Given other elements in the story, it reads to me as an allegory of the nearness of grace: the distance between the mundane and the transcendent is short, bridged instantly by the presence of God. Geographical space is compressed into spiritual immediacy. God is never a Gobi away. Salvation is not the result of long effort on the part of the traveler—like the historical Marco Polo preparing to cross the Gobi, over five hundred miles of desert, beyond Lop—but the fruit of sudden, divinely oriented recognition.
Here are just some of the more obviously allegorical elements. Marco and the narrator acquire great wealth with almost no labor—a parallel to the Gospel’s freely given gifts and the Parable of the Talents. As the narrator puts it, 'I didn't understand much of the trading, but there seemed to be no way that anybody could lose." The Trader Planet, where treasure is endlessly replenished and swept up by the poor. It figures the inexhaustible mercy of God in the New Testament, the sacramental meaning of daily bread.

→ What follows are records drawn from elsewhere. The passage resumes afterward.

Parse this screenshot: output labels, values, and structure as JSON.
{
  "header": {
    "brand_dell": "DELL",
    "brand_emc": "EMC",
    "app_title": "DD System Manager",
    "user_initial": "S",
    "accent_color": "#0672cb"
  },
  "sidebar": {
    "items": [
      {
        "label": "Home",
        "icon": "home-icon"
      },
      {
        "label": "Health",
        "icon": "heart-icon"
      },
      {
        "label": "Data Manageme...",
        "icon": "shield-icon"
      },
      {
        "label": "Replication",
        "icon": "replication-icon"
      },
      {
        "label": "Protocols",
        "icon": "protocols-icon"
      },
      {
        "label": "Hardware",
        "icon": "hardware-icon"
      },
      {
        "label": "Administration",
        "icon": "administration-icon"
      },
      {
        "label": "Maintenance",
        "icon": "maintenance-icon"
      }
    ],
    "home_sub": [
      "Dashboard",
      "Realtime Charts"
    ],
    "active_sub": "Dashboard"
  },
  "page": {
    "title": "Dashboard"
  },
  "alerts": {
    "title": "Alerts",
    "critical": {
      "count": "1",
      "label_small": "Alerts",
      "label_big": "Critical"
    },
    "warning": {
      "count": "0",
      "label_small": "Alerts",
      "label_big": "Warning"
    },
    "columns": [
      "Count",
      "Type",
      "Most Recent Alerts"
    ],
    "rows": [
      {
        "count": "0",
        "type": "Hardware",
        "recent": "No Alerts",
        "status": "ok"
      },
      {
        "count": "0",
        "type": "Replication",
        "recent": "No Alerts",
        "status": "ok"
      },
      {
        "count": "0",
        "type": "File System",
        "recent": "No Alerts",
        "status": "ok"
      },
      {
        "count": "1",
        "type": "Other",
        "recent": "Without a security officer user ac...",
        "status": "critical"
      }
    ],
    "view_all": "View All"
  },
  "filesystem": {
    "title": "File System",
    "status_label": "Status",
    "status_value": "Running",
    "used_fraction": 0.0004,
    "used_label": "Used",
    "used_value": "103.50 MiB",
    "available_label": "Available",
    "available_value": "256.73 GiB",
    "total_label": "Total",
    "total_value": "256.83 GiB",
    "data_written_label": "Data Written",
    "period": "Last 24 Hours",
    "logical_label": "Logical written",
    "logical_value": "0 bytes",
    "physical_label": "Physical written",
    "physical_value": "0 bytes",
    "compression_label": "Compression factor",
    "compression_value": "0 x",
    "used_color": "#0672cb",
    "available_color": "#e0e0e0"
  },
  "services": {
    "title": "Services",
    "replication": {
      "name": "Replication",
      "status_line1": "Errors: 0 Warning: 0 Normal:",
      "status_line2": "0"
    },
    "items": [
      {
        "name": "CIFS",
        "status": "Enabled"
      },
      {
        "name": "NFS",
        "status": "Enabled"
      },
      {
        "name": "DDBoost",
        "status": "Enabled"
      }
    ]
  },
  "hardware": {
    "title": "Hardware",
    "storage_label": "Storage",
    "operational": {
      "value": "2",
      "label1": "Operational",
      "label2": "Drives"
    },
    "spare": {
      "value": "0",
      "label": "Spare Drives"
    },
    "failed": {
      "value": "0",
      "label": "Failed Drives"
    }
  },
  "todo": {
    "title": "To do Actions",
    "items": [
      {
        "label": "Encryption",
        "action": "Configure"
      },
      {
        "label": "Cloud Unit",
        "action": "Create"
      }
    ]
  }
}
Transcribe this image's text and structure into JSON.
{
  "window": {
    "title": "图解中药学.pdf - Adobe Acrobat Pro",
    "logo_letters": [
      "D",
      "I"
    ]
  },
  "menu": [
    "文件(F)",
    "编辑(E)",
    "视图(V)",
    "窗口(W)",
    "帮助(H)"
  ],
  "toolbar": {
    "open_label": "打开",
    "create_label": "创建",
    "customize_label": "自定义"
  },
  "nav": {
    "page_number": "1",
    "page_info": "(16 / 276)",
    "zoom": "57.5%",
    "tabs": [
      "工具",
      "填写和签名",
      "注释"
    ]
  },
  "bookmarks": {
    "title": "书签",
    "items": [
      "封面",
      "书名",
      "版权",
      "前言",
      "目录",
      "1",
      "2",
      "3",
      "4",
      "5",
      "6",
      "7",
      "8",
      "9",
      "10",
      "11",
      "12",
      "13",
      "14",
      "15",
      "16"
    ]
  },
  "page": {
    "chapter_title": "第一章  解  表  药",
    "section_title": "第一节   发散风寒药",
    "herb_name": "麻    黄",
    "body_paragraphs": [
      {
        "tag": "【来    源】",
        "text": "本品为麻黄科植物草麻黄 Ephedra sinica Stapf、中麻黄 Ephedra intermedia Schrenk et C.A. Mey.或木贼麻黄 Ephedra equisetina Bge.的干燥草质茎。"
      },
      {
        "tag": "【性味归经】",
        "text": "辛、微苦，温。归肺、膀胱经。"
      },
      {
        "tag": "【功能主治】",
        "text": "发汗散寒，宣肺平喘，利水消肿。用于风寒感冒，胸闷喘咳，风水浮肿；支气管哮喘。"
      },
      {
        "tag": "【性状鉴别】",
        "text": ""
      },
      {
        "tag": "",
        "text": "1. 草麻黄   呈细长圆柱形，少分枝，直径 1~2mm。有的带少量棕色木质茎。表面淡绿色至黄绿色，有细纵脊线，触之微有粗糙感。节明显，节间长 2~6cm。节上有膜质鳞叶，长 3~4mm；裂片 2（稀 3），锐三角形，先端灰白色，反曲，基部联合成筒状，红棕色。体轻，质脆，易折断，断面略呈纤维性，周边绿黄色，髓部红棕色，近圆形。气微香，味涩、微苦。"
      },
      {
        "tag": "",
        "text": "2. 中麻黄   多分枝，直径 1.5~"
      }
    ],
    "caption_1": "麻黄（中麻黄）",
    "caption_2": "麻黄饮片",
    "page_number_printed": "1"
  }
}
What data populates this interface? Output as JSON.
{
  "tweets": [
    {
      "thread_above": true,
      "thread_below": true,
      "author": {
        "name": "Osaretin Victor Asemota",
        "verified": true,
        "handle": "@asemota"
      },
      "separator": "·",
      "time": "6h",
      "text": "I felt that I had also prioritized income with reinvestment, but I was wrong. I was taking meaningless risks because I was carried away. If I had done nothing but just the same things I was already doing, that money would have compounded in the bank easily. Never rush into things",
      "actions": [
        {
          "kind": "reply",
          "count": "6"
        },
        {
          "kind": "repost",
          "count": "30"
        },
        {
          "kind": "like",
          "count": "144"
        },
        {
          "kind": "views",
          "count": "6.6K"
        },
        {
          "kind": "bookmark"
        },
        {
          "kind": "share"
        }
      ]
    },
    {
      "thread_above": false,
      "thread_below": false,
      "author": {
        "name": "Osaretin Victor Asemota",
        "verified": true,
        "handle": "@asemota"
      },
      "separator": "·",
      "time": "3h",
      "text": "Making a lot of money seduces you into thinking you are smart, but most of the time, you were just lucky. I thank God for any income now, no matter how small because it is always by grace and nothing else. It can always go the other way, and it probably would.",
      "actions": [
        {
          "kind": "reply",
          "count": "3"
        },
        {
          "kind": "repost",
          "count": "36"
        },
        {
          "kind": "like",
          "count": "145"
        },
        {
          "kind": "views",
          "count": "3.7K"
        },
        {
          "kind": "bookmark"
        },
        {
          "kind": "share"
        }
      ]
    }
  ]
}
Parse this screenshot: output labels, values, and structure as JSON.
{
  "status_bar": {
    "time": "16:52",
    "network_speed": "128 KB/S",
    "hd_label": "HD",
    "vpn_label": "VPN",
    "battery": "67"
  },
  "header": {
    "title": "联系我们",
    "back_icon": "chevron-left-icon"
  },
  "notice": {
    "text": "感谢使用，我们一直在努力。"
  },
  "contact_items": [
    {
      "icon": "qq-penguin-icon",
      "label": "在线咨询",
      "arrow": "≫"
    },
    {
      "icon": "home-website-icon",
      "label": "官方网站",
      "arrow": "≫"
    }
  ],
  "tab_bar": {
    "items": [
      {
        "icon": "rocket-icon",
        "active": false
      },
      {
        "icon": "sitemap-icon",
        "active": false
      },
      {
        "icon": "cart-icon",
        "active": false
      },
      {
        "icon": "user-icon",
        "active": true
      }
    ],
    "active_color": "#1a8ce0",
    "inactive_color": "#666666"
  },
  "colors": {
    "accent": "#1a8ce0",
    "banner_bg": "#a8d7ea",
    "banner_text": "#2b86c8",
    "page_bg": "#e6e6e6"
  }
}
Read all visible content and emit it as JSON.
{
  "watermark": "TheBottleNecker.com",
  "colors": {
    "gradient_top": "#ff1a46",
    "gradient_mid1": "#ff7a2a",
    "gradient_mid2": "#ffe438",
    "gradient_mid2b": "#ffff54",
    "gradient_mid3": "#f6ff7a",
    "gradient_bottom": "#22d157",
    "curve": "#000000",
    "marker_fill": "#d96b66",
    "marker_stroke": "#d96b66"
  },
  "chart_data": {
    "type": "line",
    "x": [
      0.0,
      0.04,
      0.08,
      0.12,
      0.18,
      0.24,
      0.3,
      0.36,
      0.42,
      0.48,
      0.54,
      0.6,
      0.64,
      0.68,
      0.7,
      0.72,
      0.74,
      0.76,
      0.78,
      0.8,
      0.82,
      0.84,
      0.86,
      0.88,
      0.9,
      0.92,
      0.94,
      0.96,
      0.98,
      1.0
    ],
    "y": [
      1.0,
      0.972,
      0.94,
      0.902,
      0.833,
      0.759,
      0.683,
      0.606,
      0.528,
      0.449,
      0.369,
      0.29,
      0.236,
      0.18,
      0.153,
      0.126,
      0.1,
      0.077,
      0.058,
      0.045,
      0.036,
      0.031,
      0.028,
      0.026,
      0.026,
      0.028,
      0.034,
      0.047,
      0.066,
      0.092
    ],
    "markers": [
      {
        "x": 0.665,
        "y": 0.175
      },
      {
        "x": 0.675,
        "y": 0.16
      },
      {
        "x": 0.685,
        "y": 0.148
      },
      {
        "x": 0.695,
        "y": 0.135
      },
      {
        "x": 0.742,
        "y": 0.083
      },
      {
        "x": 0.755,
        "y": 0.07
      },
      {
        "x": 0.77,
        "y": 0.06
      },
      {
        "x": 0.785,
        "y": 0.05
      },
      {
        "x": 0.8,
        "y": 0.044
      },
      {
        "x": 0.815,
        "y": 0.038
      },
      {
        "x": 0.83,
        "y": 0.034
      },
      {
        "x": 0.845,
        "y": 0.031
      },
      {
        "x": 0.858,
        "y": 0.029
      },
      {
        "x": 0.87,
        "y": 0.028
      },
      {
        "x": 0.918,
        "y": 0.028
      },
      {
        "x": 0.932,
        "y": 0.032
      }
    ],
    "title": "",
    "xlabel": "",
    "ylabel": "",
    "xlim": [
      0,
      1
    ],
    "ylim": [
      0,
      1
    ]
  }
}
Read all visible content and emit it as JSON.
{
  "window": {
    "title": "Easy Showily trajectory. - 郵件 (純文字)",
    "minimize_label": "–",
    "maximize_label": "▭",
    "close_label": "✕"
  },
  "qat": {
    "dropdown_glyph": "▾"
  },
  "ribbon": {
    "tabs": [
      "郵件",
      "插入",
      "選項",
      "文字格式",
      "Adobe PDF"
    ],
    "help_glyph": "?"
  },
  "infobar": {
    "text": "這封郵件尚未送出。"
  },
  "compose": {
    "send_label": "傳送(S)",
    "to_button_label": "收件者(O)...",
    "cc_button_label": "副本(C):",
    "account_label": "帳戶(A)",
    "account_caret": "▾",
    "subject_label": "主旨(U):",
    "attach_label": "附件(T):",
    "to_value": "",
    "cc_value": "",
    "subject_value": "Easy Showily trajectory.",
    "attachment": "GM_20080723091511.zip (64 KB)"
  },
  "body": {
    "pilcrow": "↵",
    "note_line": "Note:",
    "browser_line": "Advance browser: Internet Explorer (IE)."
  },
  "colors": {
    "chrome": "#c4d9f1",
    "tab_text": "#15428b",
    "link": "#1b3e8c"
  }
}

Lafferty’s most overt anagogical symbol is the leapers shoes and the anti-geodic easing of burden: being lifted, not dragged, through anagoge. As Polo describes the sensation, "My riding donkey went high into the air at every stride . . . It is very pleasurable to stride along a ground that is saturated with anti-geodic force." There are also the revivifying pellets, and the Stone Ballons—another of Lafferty’s emblems of the Faith. Like the barque of Peter, or another iteration of the Argo, they are heavy-looking but light; shadowed from without, bright within.
There are many small, comic touches in this story, like the joke about aluminium with the pun on "Al-Amin," Arabic for the trustworthy one. No matter how brilliant Da Vinci may have been, he wasn’t going to fly without aluminum. It is a textbook example of advances in material science making room for secular marvels.

On the allegorical side, the rest should fall into place, including the People of the Third Eye, an image of perfected faith and vision.
I’ll close by noting that the narrator’s promised search for Marco Polo's Fountain of Youth manuscript shifts the story’s focus from plena gratia to eschatological hope. This is Lafferty in a good mood, worlds apart from the eschatological pessimism of “And Name My Name.”
“Are those great spheres that I see the vessels that are called the stone balloons?” I asked the sea captain. “Yes, they are called the stone balloons,” the sea captain said. “It is an old code name. They are really made of the most sophisticated of metals. And you do not see them, since you do not have the third eye. You see only the shadows and auras of them. But with practice that is nearly as good.”